Zamiast całkowitego remontu, bardziej zintegrowane udoskonalenie systemu Junction wydaje się wykonalne. Jedną z sugestii byłoby wprowadzenie funkcji automatycznego dobierania, aby usprawnić proces zbierania magii, pozwalając graczom cieszyć się dostosowywaniem bez przytłaczającego grindu. Mogłoby to poprawić wrażenia gracza, zachowując podstawowe elementy systemu Junction, jednocześnie redukując żmudne aspekty.
Dalsze zmiany mogą obejmować ograniczenia ilości magii, którą gracz może wyciągnąć, lub wprowadzenie alternatywnych metod zdobywania magii, takich jak wytwarzanie lub synteza. Takie zmiany mogą zwiększyć płynność rozgrywki, nawiązując do ostatnich innowacji w serii Final Fantasy Pixel Remaster, w której dodano funkcje ułatwiające grę, takie jak przełączniki spotkań i sterowanie szybkością walki.
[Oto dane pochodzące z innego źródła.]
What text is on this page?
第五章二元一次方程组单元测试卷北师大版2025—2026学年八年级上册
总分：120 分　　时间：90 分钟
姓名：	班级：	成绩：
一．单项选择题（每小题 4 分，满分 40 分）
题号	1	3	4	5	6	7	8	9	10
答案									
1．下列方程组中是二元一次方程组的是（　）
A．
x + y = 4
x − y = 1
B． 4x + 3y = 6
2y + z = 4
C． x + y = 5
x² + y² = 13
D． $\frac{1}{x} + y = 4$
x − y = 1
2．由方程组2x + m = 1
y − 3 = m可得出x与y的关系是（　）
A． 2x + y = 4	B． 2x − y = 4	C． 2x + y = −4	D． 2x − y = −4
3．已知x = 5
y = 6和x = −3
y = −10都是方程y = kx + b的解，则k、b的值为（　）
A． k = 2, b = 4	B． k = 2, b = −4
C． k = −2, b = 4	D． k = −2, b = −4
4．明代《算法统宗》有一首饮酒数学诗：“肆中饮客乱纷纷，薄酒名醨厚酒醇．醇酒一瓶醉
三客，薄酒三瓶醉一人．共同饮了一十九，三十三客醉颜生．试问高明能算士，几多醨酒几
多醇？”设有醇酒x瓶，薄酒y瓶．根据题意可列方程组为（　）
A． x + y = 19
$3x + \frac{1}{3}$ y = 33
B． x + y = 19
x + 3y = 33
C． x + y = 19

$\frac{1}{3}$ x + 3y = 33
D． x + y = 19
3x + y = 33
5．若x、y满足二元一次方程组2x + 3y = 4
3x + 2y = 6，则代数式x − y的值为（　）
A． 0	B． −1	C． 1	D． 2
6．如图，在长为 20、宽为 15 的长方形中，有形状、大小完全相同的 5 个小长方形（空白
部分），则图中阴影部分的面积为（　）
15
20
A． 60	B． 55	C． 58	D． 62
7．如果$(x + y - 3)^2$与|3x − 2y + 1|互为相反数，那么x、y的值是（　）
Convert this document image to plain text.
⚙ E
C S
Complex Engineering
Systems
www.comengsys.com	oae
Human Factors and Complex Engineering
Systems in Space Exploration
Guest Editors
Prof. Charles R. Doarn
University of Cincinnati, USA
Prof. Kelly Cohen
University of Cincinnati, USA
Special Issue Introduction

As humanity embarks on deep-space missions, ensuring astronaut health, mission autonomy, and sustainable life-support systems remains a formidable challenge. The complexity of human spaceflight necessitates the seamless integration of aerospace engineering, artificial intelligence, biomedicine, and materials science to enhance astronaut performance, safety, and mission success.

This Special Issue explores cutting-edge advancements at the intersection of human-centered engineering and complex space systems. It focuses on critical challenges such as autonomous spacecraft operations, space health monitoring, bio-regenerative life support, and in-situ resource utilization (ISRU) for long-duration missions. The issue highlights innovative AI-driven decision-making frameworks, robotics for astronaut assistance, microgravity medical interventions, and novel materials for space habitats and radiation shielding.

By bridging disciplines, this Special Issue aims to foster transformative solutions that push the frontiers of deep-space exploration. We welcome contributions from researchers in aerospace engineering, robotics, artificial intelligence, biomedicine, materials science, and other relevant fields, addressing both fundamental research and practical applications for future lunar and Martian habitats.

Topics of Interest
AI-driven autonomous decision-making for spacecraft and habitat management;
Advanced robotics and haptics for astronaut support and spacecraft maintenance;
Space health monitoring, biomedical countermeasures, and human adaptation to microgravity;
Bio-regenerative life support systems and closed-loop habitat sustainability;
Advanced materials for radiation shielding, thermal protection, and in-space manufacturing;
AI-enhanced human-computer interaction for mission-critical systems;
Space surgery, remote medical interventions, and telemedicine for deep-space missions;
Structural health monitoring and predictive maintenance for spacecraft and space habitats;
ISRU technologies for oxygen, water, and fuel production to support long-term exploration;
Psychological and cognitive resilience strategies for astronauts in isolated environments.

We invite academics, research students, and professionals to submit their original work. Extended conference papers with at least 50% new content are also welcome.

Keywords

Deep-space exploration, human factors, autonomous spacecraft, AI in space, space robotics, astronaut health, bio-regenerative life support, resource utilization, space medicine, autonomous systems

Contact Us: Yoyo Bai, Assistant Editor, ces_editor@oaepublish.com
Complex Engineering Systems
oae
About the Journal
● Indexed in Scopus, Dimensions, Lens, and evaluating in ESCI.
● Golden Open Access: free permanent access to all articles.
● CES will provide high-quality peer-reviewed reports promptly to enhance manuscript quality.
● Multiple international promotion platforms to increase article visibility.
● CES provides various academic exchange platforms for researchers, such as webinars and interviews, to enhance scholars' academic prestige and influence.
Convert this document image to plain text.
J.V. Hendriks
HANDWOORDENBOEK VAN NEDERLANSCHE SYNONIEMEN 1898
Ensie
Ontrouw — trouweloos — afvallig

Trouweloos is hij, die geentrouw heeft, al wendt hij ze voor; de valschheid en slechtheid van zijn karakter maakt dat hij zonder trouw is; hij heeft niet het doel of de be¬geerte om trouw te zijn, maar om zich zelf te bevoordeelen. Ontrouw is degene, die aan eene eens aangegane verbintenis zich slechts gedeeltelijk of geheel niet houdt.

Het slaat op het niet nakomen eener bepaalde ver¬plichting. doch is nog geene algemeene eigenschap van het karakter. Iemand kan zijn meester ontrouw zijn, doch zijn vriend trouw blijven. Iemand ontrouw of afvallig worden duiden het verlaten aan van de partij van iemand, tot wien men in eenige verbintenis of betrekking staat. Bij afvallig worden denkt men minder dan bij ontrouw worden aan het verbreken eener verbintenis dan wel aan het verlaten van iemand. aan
Ponowne wymyślanie opcji dostępności przy jednoczesnym zachowaniu głębi jest niezbędne i może czerpać inspirację z udanych współczesnych gier RPG, takich jak Persona 5 Royal .
Znalezienie idealnej równowagi w Final Fantasy 8 Remake
Znalezienie właściwej równowagi między trzymaniem się oryginalnych projektów a wdrażaniem nowych pomysłów jest kluczowe. Final Fantasy 7 Remake obejmował rozległe zmiany, znacząco zmieniając fabułę i łuki postaci, podczas gdy plotki otaczające remake Final Fantasy 9 sugerują bardziej wierną adaptację. W przypadku potencjalnego remake’u Final Fantasy 8 ekstremalne podejście w żadnym kierunku nie przyniosłoby społeczności korzyści.
Zbyt wierne adaptacje ryzykują utrwaleniem istniejących wad gry, w tym pikselowych tekstur, problematycznego skalowania poziomów i mechaniki rozgrywki skoncentrowanej na grindowaniu. Z drugiej strony radykalna przebudowa podobna do Final Fantasy 7 Remake mogłaby zrazić długoletnich fanów, gdyby znaczące elementy narracji lub postaci zostały znacząco zmienione. Preferowaną strategią byłoby skupienie się na ulepszeniu prezentacji wizualnej, ulepszeniu systemów rozgrywki i zintegrowaniu ulepszeń jakości życia przy jednoczesnym zachowaniu podstawowej istoty gry.